1819 painting by Thomas Lawrence

Portrait of Selina Meade is an 1819 portrait painting by the British artist Thomas Lawrence. It depicts Lady Selina Meade, who came from an Anglo-Irish background. After her father Earl of Clanwilliam fell out with his family in Ireland he settled in Austria where she grew up. Her elder brother Richard Meade, 3rd Earl of Clanwilliam was an aide to the British Foreign Secretary Lord Castlereagh.

Following his attendance at the Congress of Aix-la-Chapelle to paint notable members of the Quadruple Alliance as part of a commission from the Prince Regent, Lawrence travelled to Vienna to paint the Austrian Emperor and other notables. In the Austrian capital he painted Selina Meade in the fashionable style of the Regency era. In the bottom right is the spire of Saint Stephen's Cathedral.

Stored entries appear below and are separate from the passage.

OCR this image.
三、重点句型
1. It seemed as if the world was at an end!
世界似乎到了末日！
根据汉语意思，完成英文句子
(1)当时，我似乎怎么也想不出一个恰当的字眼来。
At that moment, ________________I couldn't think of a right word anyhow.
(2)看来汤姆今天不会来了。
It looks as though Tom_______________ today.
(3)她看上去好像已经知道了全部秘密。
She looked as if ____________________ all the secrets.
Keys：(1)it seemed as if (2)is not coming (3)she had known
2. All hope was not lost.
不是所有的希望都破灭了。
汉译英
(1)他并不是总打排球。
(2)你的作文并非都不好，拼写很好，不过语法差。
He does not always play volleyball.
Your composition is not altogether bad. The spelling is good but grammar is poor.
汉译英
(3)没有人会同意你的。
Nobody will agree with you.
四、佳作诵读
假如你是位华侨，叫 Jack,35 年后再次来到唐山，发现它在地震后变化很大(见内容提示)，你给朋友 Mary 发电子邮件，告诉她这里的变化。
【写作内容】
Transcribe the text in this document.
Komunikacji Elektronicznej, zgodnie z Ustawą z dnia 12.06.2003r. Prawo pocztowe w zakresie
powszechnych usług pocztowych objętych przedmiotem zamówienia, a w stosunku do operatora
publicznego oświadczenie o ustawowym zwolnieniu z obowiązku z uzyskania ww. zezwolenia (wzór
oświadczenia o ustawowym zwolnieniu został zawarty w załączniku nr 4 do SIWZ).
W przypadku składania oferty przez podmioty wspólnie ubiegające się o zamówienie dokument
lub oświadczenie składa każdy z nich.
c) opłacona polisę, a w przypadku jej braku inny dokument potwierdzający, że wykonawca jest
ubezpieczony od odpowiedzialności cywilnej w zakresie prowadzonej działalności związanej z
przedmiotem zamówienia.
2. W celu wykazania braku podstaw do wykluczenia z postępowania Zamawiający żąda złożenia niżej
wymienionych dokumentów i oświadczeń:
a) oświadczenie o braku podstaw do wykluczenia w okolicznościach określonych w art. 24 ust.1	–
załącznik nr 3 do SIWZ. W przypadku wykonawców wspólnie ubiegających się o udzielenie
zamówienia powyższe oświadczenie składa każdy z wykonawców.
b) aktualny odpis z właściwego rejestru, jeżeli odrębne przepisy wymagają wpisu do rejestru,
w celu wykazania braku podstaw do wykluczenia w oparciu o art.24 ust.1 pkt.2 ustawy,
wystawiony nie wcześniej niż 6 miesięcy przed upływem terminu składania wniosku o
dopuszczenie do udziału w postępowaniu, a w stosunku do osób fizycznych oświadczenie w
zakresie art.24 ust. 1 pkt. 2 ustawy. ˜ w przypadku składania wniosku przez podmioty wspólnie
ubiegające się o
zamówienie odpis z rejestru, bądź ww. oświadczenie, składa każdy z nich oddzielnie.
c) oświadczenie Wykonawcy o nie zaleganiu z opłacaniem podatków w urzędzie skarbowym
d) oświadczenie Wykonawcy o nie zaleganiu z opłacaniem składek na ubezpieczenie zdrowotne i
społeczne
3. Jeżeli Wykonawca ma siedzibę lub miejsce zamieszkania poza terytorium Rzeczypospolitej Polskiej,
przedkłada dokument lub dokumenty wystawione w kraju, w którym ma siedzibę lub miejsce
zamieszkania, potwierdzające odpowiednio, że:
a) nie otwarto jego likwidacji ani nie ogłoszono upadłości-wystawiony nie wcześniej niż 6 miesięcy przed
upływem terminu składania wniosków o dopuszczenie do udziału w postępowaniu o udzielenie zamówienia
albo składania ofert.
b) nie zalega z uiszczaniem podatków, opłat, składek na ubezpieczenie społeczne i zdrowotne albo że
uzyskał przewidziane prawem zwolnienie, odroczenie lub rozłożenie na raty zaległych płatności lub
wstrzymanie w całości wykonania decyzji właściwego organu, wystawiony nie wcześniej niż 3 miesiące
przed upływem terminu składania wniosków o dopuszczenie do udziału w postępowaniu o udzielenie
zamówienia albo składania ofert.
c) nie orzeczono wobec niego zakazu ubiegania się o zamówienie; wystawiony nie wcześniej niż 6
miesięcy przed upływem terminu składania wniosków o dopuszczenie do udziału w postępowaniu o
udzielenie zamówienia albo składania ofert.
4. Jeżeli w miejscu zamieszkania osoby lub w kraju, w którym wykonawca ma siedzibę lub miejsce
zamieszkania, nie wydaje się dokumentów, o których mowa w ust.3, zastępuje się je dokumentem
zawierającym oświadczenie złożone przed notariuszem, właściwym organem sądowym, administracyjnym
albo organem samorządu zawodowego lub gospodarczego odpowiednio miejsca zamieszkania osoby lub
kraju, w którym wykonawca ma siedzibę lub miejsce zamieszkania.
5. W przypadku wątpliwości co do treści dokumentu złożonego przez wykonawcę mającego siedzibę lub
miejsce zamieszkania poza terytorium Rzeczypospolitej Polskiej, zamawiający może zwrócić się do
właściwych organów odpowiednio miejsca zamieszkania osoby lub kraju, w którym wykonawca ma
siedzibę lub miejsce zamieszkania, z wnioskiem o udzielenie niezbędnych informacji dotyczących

The work was displayed at the Royal Academy Exhibition of 1820 at Somerset House in London. The painting was sold at the auction house Christie's for more than £2.85 million in 2019. Lawrence also produced a depiction of her brother Portrait of Lord Clanwilliam as a companion piece during the same period.

==Bibliography==
- Albinson, Cassandra, Funnell, Peter & Peltz, Lucy. Thomas Lawrence: Regency Power and Brilliance. Yale University Press, 2010.
- Goldring, Douglas. Regency Portrait Painter: The Life of Sir Thomas Lawrence. Macdonald, 1951.
- Levey, Michael. Sir Thomas Lawrence. Yale University Press, 2005.